La mort d’Olga Maria

théâtre en épisodes

Cette création est une adaptation libre du livre de Horracio Castellanos Moya.

L’action se passe dans les hautes sphères de la société Salvadorienne.

Une jeune femme, Olga Maria, vient d’être assassinée. Laura Riverra, son amie de toujours, nous restitue sa vie, ouvre le labyrinthe de pistes. Petit à petit les fils s’emmêlent et c’est  toute la duplicité de la société bourgeoise et clinquante qui nous est livrée. Un dédale  fait de tromperies, de scandales financiers, de collusion entre la mafia et le politique. Sexe, argent, drogue et violence.

Voilà pour le contexte, mais c’est aussi le portrait d’une femme vénérée et  haïe, une compétition cruelle où la morte gagne toujours, une morte qui pousse petit à petit la narratrice au bord de l’abîme.

Un fait divers qui a tout des sitcoms américains des années 80, cet aspect brillant et kitch. Un monde d’apparence, qui se morcelle et ouvre sur le vide de la folie. Un monde qui hante les revues people que nous feuilletons avec délice chez le dentiste ou le coiffeur. Le malheur des riches a toujours eu quelque chose de fascinant et de rassurant, un monde inaccessible comme un ballon de baudruche fait de vent. C’est ce vide fascinant que nous mettons en jeu.


Nous déclinerons des formes multiples :

Dans un premier temps nous travaillerons sur une forme en épisode.
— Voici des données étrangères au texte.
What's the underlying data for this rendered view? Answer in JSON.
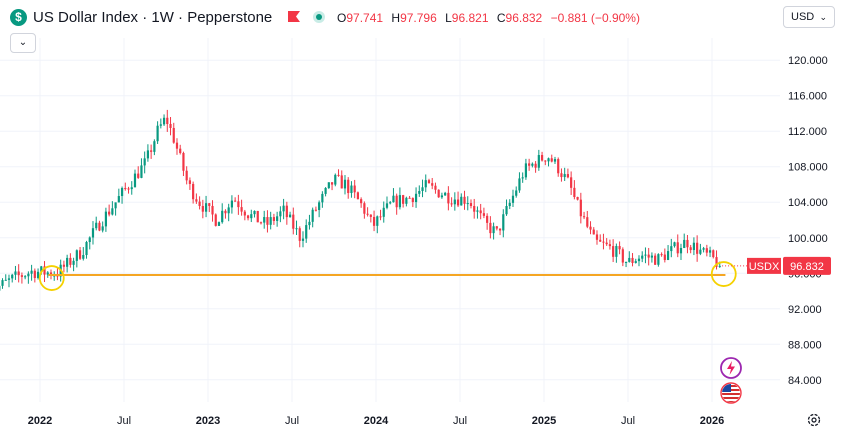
{
  "header": {
    "title": "US Dollar Index · 1W · Pepperstone",
    "ohlc": [
      {
        "k": "O",
        "v": "97.741"
      },
      {
        "k": "H",
        "v": "97.796"
      },
      {
        "k": "L",
        "v": "96.821"
      },
      {
        "k": "C",
        "v": "96.832"
      }
    ],
    "change": "−0.881 (−0.90%)",
    "currency": "USD",
    "logo_icon": "dollar-sign-icon",
    "collapse_icon": "chevron-down-icon"
  },
  "colors": {
    "up": "#089981",
    "down": "#f23645",
    "support_line": "#f5a623",
    "grid": "#f0f3fa",
    "price_label_bg": "#f23645"
  },
  "chart_data": {
    "type": "candlestick",
    "symbol_label": "USDX",
    "last_price": "96.832",
    "y_ticks": [
      "120.000",
      "116.000",
      "112.000",
      "108.000",
      "104.000",
      "100.000",
      "96.000",
      "92.000",
      "88.000",
      "84.000"
    ],
    "x_ticks": [
      {
        "label": "2022",
        "date": "2022-01",
        "bold": true
      },
      {
        "label": "Jul",
        "date": "2022-07",
        "bold": false
      },
      {
        "label": "2023",
        "date": "2023-01",
        "bold": true
      },
      {
        "label": "Jul",
        "date": "2023-07",
        "bold": false
      },
      {
        "label": "2024",
        "date": "2024-01",
        "bold": true
      },
      {
        "label": "Jul",
        "date": "2024-07",
        "bold": false
      },
      {
        "label": "2025",
        "date": "2025-01",
        "bold": true
      },
      {
        "label": "Jul",
        "date": "2025-07",
        "bold": false
      },
      {
        "label": "2026",
        "date": "2026-01",
        "bold": true
      }
    ],
    "ylim": [
      81.5,
      122.5
    ],
    "grid": true,
    "support_level": 95.8,
    "price_path": [
      [
        2021.7,
        93.9
      ],
      [
        2021.85,
        95.5
      ],
      [
        2021.95,
        96.2
      ],
      [
        2022.1,
        96.0
      ],
      [
        2022.25,
        98.5
      ],
      [
        2022.35,
        101.5
      ],
      [
        2022.45,
        104.0
      ],
      [
        2022.55,
        106.5
      ],
      [
        2022.63,
        108.5
      ],
      [
        2022.7,
        112.0
      ],
      [
        2022.75,
        113.5
      ],
      [
        2022.8,
        111.0
      ],
      [
        2022.88,
        106.0
      ],
      [
        2022.95,
        104.0
      ],
      [
        2023.05,
        102.0
      ],
      [
        2023.15,
        104.5
      ],
      [
        2023.25,
        102.5
      ],
      [
        2023.35,
        101.5
      ],
      [
        2023.45,
        103.0
      ],
      [
        2023.55,
        100.0
      ],
      [
        2023.65,
        103.5
      ],
      [
        2023.75,
        106.5
      ],
      [
        2023.82,
        106.0
      ],
      [
        2023.92,
        103.5
      ],
      [
        2023.98,
        101.3
      ],
      [
        2024.1,
        104.0
      ],
      [
        2024.2,
        104.5
      ],
      [
        2024.3,
        105.8
      ],
      [
        2024.45,
        104.5
      ],
      [
        2024.55,
        104.3
      ],
      [
        2024.65,
        101.5
      ],
      [
        2024.72,
        100.5
      ],
      [
        2024.8,
        104.0
      ],
      [
        2024.88,
        107.5
      ],
      [
        2024.95,
        108.5
      ],
      [
        2025.02,
        109.3
      ],
      [
        2025.08,
        108.0
      ],
      [
        2025.15,
        106.0
      ],
      [
        2025.2,
        103.5
      ],
      [
        2025.3,
        99.5
      ],
      [
        2025.4,
        98.8
      ],
      [
        2025.5,
        97.2
      ],
      [
        2025.58,
        98.0
      ],
      [
        2025.68,
        97.6
      ],
      [
        2025.78,
        98.8
      ],
      [
        2025.85,
        99.6
      ],
      [
        2025.95,
        98.2
      ],
      [
        2026.0,
        97.7
      ],
      [
        2026.05,
        96.83
      ]
    ]
  },
  "icons": {
    "settings": "gear-icon",
    "bolt": "lightning-icon",
    "flag": "us-flag-icon"
  }
}
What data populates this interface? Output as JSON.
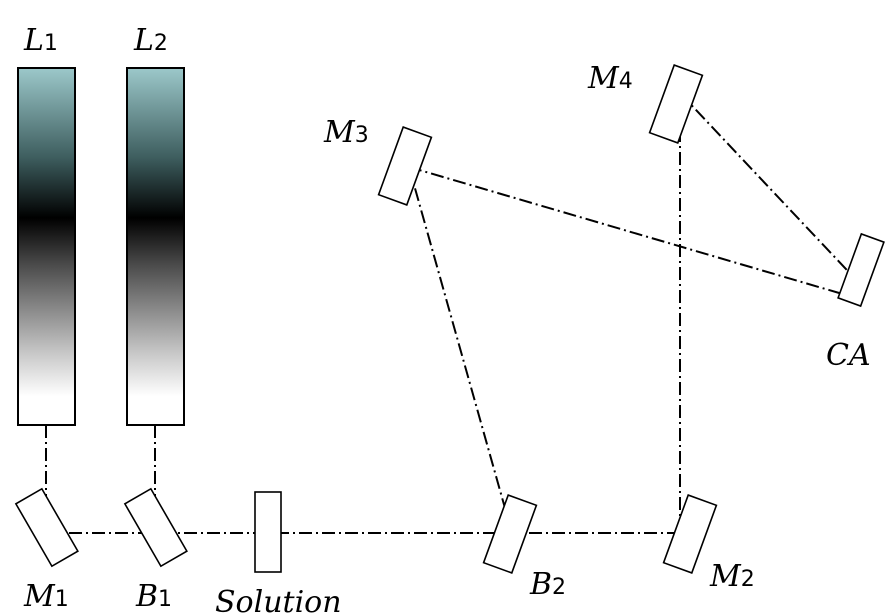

Afin de fidéliser les spectateurs à une démarche, et pouvoir par la suite entre deux épisode créer d’autres types d’interventions: morceaux radiophoniques, interventions de rue, blog.

L’idée étant d’expérimenter d’autres modes de représentations, d’inventer une forme évolutive et coopérative susceptible de pouvoir associer au fur et à mesure d’autres compétences, musiciens, informaticiens, vidéastes, comédiens amateurs.

Dans cette première phase nous fonctionnerons à la manière d’une reconstitution, des faits rapportés qui seront progressivement rejoués. Nous ne serons jamais dans un jeu réaliste, mais une transposition décalée.

Dans le premier épisode Laura est une pensionnaire d’un hôpital psychiatrique. En même temps qu’elle nous raconte les différents événements, elle s’y immerge, utilise les autres patients pour reconstituer ses souvenirs.

Dans le second épisode l’asile se mue en cabaret. Nous jouerons sur des points et des contrepoints. Entre salle et scène. Laura est tour à tour spectatrice et personnage du cabaret.

Elle lève le voile sur les événements et les mobiles qui ont pus causer le meurtre de son ami.  L’adultère, le chantage, le détournement de fond, des opérations spéculatives …

Nous oscillerons entre la représentation et la réalité du cabaret, entre salle et scène. Dans la salle,  en échos à Laura les femmes de la bourgeoisie laissent couler leurs fantasmes, leurs frustrations, les serveurs deviennent des chippendales ; sur la scène des souvenirs s’accumulent sous forme de revues burlesques, chantés et dansés.

Les différents points de vus et les formes s’enrichissent par analogies et correspondances, nous sommes dans une logique mentale, un fonctionnement en tiroir.

Une réalité morcelée, dans laquelle le spectateur agit comme un psychanalyste ou un détective,  essaye de recoller les morceaux du puzzle.